If elite athletes have not already done so, there are several simple things that they can do to join the cause of social responsibility during the Pandemic.

For starters, the one most critical function of social responsibility is to practise what you preach. So athletes should follow the rules, respect governmental orders and decisions and exhibit their obedience in a way that eases compliance amongst the general public.

For example, the USA had in the first two weeks of exposure to the virus surpassed the amount of infected people that China experienced in the last three months. What better way  for athletes to voice their suggestion to the public to practise social isolation, by also doing it themselves?

Another great example is blood donation. People, most probably out of fear of catching the virus, have stayed away from medical facilities and the blood reserves have been driven down to a dangerous level.
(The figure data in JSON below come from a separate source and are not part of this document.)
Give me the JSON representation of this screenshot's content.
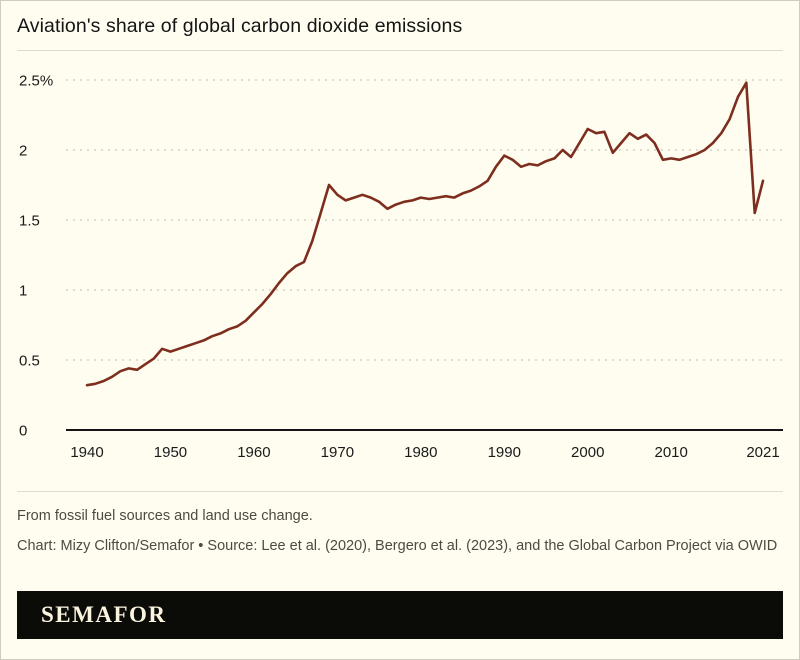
{
  "header": {
    "title": "Aviation's share of global carbon dioxide emissions"
  },
  "colors": {
    "background": "#FFFDF0",
    "line": "#7D2E1E",
    "grid": "#bfbcb0",
    "axis": "#141414",
    "logo_bar": "#0b0b08",
    "logo_text": "#FAF3DD"
  },
  "chart_data": {
    "type": "line",
    "title": "Aviation's share of global carbon dioxide emissions",
    "xlabel": "",
    "ylabel": "",
    "ylim": [
      0,
      2.5
    ],
    "yticks": [
      0,
      0.5,
      1,
      1.5,
      2,
      2.5
    ],
    "ytick_labels": [
      "0",
      "0.5",
      "1",
      "1.5",
      "2",
      "2.5%"
    ],
    "xticks": [
      1940,
      1950,
      1960,
      1970,
      1980,
      1990,
      2000,
      2010,
      2021
    ],
    "grid": "horizontal-dashed",
    "legend": "none",
    "line_color": "#7D2E1E",
    "grid_color": "#bfbcb0",
    "x": [
      1940,
      1941,
      1942,
      1943,
      1944,
      1945,
      1946,
      1947,
      1948,
      1949,
      1950,
      1951,
      1952,
      1953,
      1954,
      1955,
      1956,
      1957,
      1958,
      1959,
      1960,
      1961,
      1962,
      1963,
      1964,
      1965,
      1966,
      1967,
      1968,
      1969,
      1970,
      1971,
      1972,
      1973,
      1974,
      1975,
      1976,
      1977,
      1978,
      1979,
      1980,
      1981,
      1982,
      1983,
      1984,
      1985,
      1986,
      1987,
      1988,
      1989,
      1990,
      1991,
      1992,
      1993,
      1994,
      1995,
      1996,
      1997,
      1998,
      1999,
      2000,
      2001,
      2002,
      2003,
      2004,
      2005,
      2006,
      2007,
      2008,
      2009,
      2010,
      2011,
      2012,
      2013,
      2014,
      2015,
      2016,
      2017,
      2018,
      2019,
      2020,
      2021
    ],
    "values": [
      0.32,
      0.33,
      0.35,
      0.38,
      0.42,
      0.44,
      0.43,
      0.47,
      0.51,
      0.58,
      0.56,
      0.58,
      0.6,
      0.62,
      0.64,
      0.67,
      0.69,
      0.72,
      0.74,
      0.78,
      0.84,
      0.9,
      0.97,
      1.05,
      1.12,
      1.17,
      1.2,
      1.35,
      1.55,
      1.75,
      1.68,
      1.64,
      1.66,
      1.68,
      1.66,
      1.63,
      1.58,
      1.61,
      1.63,
      1.64,
      1.66,
      1.65,
      1.66,
      1.67,
      1.66,
      1.69,
      1.71,
      1.74,
      1.78,
      1.88,
      1.96,
      1.93,
      1.88,
      1.9,
      1.89,
      1.92,
      1.94,
      2.0,
      1.95,
      2.05,
      2.15,
      2.12,
      2.13,
      1.98,
      2.05,
      2.12,
      2.08,
      2.11,
      2.05,
      1.93,
      1.94,
      1.93,
      1.95,
      1.97,
      2.0,
      2.05,
      2.12,
      2.22,
      2.38,
      2.48,
      1.55,
      1.78
    ]
  },
  "footer": {
    "note": "From fossil fuel sources and land use change.",
    "credit": "Chart: Mizy Clifton/Semafor • Source: Lee et al. (2020), Bergero et al. (2023), and the Global Carbon Project via OWID",
    "logo": "SEMAFOR"
  }
}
Why not find a way to donate blood or encourage others to do the same and help people that really need it?

Also, in this time of crisis, old people seem to be the vulnerable and are asked to stay inside their houses. How about organising a grocery service, especially dedicated to older people and the most vulnerable? Perhaps athletes can do this with the help of the local authorities and, of course, a donation towards the actual service would be truly appreciated.

One of the biggest problems that the world is facing right now is domestic violence, which has abruptly multiplied due to social isolation and pressure from dealing with the enormous change in the ways of everyday life. Can sports figures raise awareness of the matter? Do athletes think that it is important for someone to come forward and push for action? Of course, for starters, they should probably check to make sure that they are playing by the book, respecting and empowering women by themselves.

Furthermore, no one should underestimate the psychological effects that this prolonged crisis and isolation will have on people. Mental health has been a prominent issue of discussion, for some time now, amongst professional leagues and people who support and sympathise with professional athletes in their quest to deal with those psychological challenges; now is the time for athletes to reciprocate and bring forward for social discussion the issue of psychological support for the isolated masses.

Last but not least, the Pandemic is seriously upsetting the economy and the financial well-being of everyday people and small businesses. The sports industry should be prepared to support communities and vulnerable groups, just like NBA ‘stars’ have done for arena workers.

One could go on and on suggesting and discussing ideas and measures of social responsibility related to the present state of affairs. It is truly a defining moment in world history and those, who can, should play their part in helping in whatever way may be possible.

One should remember that those who lead the way are the ones who usually get rewarded at some later point in life. It resembles an open-ended cycle: where the responsible ones lead the way, they are rewarded, they rise as leaders, they gain recognition, then it is easy for them to be more responsible and the cycle starts all over again and keeps going.

Socially responsible athletes are usually more popular amongst the fans, making them highly recruited by commercial brands. Socially responsible athletes, however, should not embark on the journey solely for their own personal benefits, but because they grasp the benefits for the overall good and for the general public. The personal benefits will be there for them regardless.

So, athletes should focus on what they can do to improve the lives of those who so constantly support and follow them.

Surely, it is now pay-back time and, hopefully, elite athletes are recognising this and stepping up to the plate!